Ugh. Thanks for the heads-up.
Would that fix happen to be 'wafl_enable_allocation_size 0'? We applied that fix and restarted quotas earlier today, and are holding our breath...
Warning: side-effect: CPU gobbling by "quota resize".
Our operational procedures includes handling Servicedesk (Helpdesk) requests from users for increased quotas. Our staff use a UNIX script which (1) edits the Netapp "quotas" file and (2) invokes "quota resize" on the relevant volume. This has worked happily for years. But since doing that "wafl_..." workaround yesterday, we've had bursts of very poor response from the filers. Closer examination, and a controlled test, show that these have coincided with invoking "quota resize".

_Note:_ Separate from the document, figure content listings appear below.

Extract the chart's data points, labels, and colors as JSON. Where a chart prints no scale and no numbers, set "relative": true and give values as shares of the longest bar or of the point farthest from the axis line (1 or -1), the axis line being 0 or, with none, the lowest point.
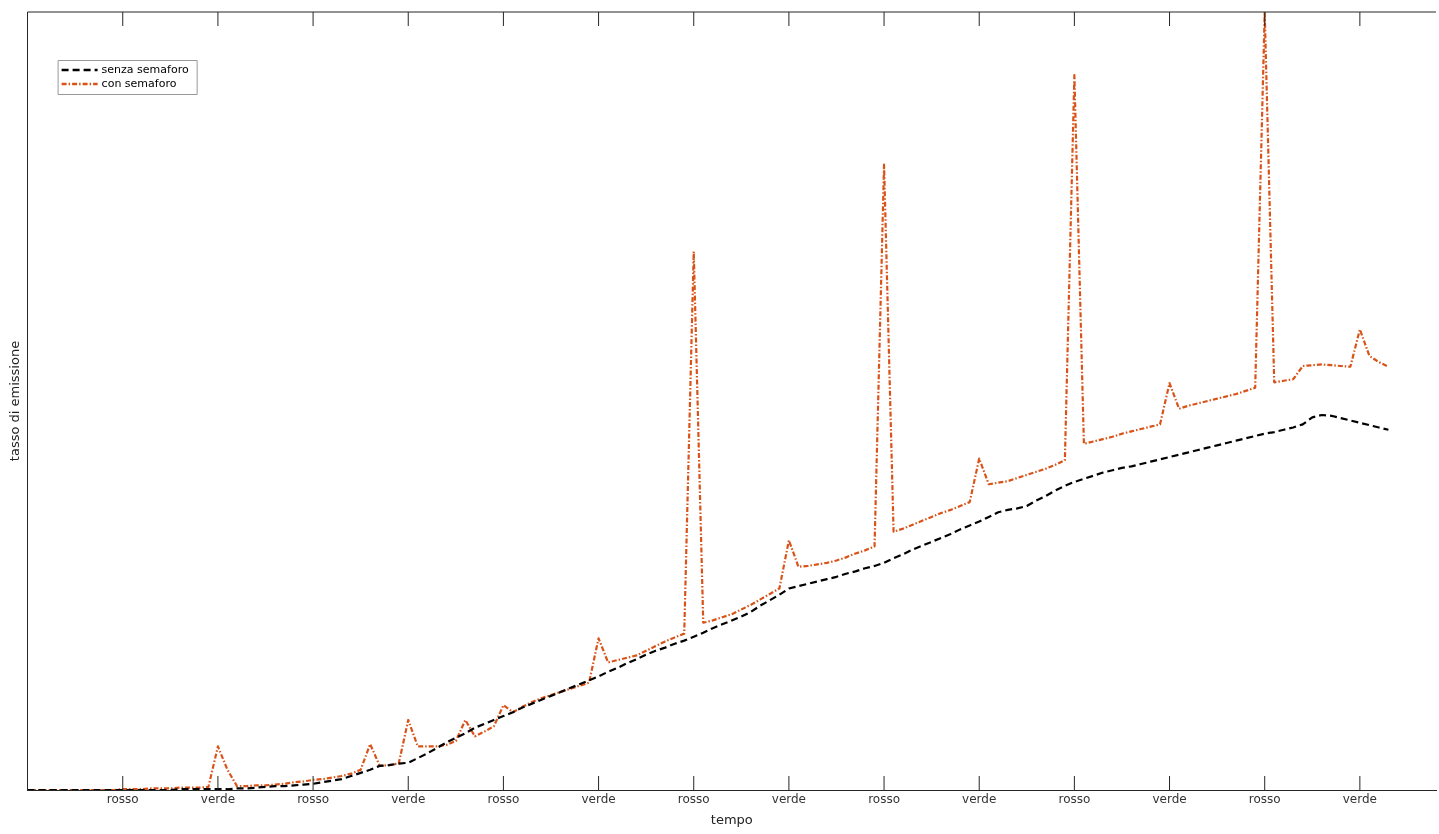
{
  "chart_data": {
    "type": "line",
    "xlabel": "tempo",
    "ylabel": "tasso di emissione",
    "relative": true,
    "categories": [
      null,
      null,
      null,
      null,
      null,
      null,
      null,
      null,
      null,
      null,
      "rosso",
      null,
      null,
      null,
      null,
      null,
      null,
      null,
      null,
      null,
      "verde",
      null,
      null,
      null,
      null,
      null,
      null,
      null,
      null,
      null,
      "rosso",
      null,
      null,
      null,
      null,
      null,
      null,
      null,
      null,
      null,
      "verde",
      null,
      null,
      null,
      null,
      null,
      null,
      null,
      null,
      null,
      "rosso",
      null,
      null,
      null,
      null,
      null,
      null,
      null,
      null,
      null,
      "verde",
      null,
      null,
      null,
      null,
      null,
      null,
      null,
      null,
      null,
      "rosso",
      null,
      null,
      null,
      null,
      null,
      null,
      null,
      null,
      null,
      "verde",
      null,
      null,
      null,
      null,
      null,
      null,
      null,
      null,
      null,
      "rosso",
      null,
      null,
      null,
      null,
      null,
      null,
      null,
      null,
      null,
      "verde",
      null,
      null,
      null,
      null,
      null,
      null,
      null,
      null,
      null,
      "rosso",
      null,
      null,
      null,
      null,
      null,
      null,
      null,
      null,
      null,
      "verde",
      null,
      null,
      null,
      null,
      null,
      null,
      null,
      null,
      null,
      "rosso",
      null,
      null,
      null,
      null,
      null,
      null,
      null,
      null,
      null,
      "verde",
      null,
      null,
      null,
      null,
      null,
      null,
      null,
      null
    ],
    "legend": "top left",
    "marker": "none",
    "line_style": "dashed",
    "series": [
      {
        "name": "senza semaforo",
        "color": "#000000",
        "values": [
          0,
          0,
          0,
          0,
          0,
          0,
          0,
          0,
          0,
          0,
          0,
          0,
          0,
          0,
          0,
          0,
          0.001,
          0.001,
          0.001,
          0.001,
          0.001,
          0.001,
          0.002,
          0.002,
          0.003,
          0.004,
          0.005,
          0.005,
          0.006,
          0.007,
          0.008,
          0.01,
          0.012,
          0.014,
          0.018,
          0.022,
          0.026,
          0.031,
          0.032,
          0.034,
          0.035,
          0.041,
          0.047,
          0.054,
          0.061,
          0.067,
          0.073,
          0.08,
          0.085,
          0.09,
          0.095,
          0.1,
          0.106,
          0.111,
          0.116,
          0.121,
          0.126,
          0.131,
          0.136,
          0.141,
          0.146,
          0.152,
          0.157,
          0.163,
          0.168,
          0.174,
          0.179,
          0.183,
          0.188,
          0.192,
          0.197,
          0.202,
          0.208,
          0.213,
          0.218,
          0.223,
          0.229,
          0.237,
          0.244,
          0.251,
          0.259,
          0.262,
          0.265,
          0.268,
          0.271,
          0.274,
          0.278,
          0.281,
          0.285,
          0.288,
          0.292,
          0.298,
          0.303,
          0.309,
          0.314,
          0.319,
          0.324,
          0.329,
          0.335,
          0.34,
          0.345,
          0.351,
          0.357,
          0.36,
          0.362,
          0.365,
          0.372,
          0.378,
          0.385,
          0.391,
          0.396,
          0.4,
          0.404,
          0.408,
          0.411,
          0.414,
          0.416,
          0.419,
          0.422,
          0.425,
          0.428,
          0.431,
          0.434,
          0.437,
          0.44,
          0.443,
          0.446,
          0.449,
          0.452,
          0.455,
          0.458,
          0.46,
          0.463,
          0.466,
          0.47,
          0.479,
          0.482,
          0.481,
          0.478,
          0.475,
          0.472,
          0.469,
          0.466,
          0.463,
          null,
          null,
          null,
          null,
          null
        ]
      },
      {
        "name": "con semaforo",
        "color": "#d95319",
        "line_style": "dotted",
        "values": [
          0,
          0,
          0,
          0,
          0,
          0,
          0,
          0,
          0,
          0,
          0.001,
          0.001,
          0.001,
          0.002,
          0.002,
          0.002,
          0.003,
          0.003,
          0.003,
          0.004,
          0.056,
          0.026,
          0.005,
          0.005,
          0.006,
          0.006,
          0.007,
          0.008,
          0.01,
          0.011,
          0.013,
          0.014,
          0.016,
          0.018,
          0.021,
          0.026,
          0.059,
          0.031,
          0.032,
          0.034,
          0.09,
          0.056,
          0.056,
          0.056,
          0.058,
          0.063,
          0.09,
          0.069,
          0.075,
          0.082,
          0.109,
          0.1,
          0.107,
          0.113,
          0.118,
          0.122,
          0.126,
          0.13,
          0.134,
          0.138,
          0.195,
          0.164,
          0.167,
          0.17,
          0.173,
          0.179,
          0.185,
          0.191,
          0.196,
          0.201,
          0.692,
          0.215,
          0.218,
          0.222,
          0.226,
          0.232,
          0.238,
          0.245,
          0.252,
          0.259,
          0.321,
          0.287,
          0.288,
          0.29,
          0.292,
          0.295,
          0.299,
          0.304,
          0.308,
          0.313,
          0.804,
          0.332,
          0.336,
          0.341,
          0.346,
          0.351,
          0.356,
          0.36,
          0.365,
          0.37,
          0.426,
          0.393,
          0.395,
          0.397,
          0.401,
          0.405,
          0.409,
          0.413,
          0.418,
          0.424,
          0.919,
          0.445,
          0.448,
          0.451,
          0.454,
          0.458,
          0.461,
          0.464,
          0.467,
          0.47,
          0.523,
          0.49,
          0.494,
          0.497,
          0.5,
          0.503,
          0.506,
          0.509,
          0.513,
          0.517,
          1,
          0.524,
          0.526,
          0.528,
          0.545,
          0.546,
          0.547,
          0.546,
          0.545,
          0.544,
          0.592,
          0.558,
          0.55,
          0.544,
          null,
          null,
          null,
          null,
          null
        ]
      }
    ]
  }
}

It looks as though that "wafl_..." workaround and "quota resize" are most unhappy partners.
I hope that the proper fix to the quota-crash problem won't introduce this performance-hit as a side-effect...
Is there a NetApp person on this list taking an overview of this particular issue, and collating information?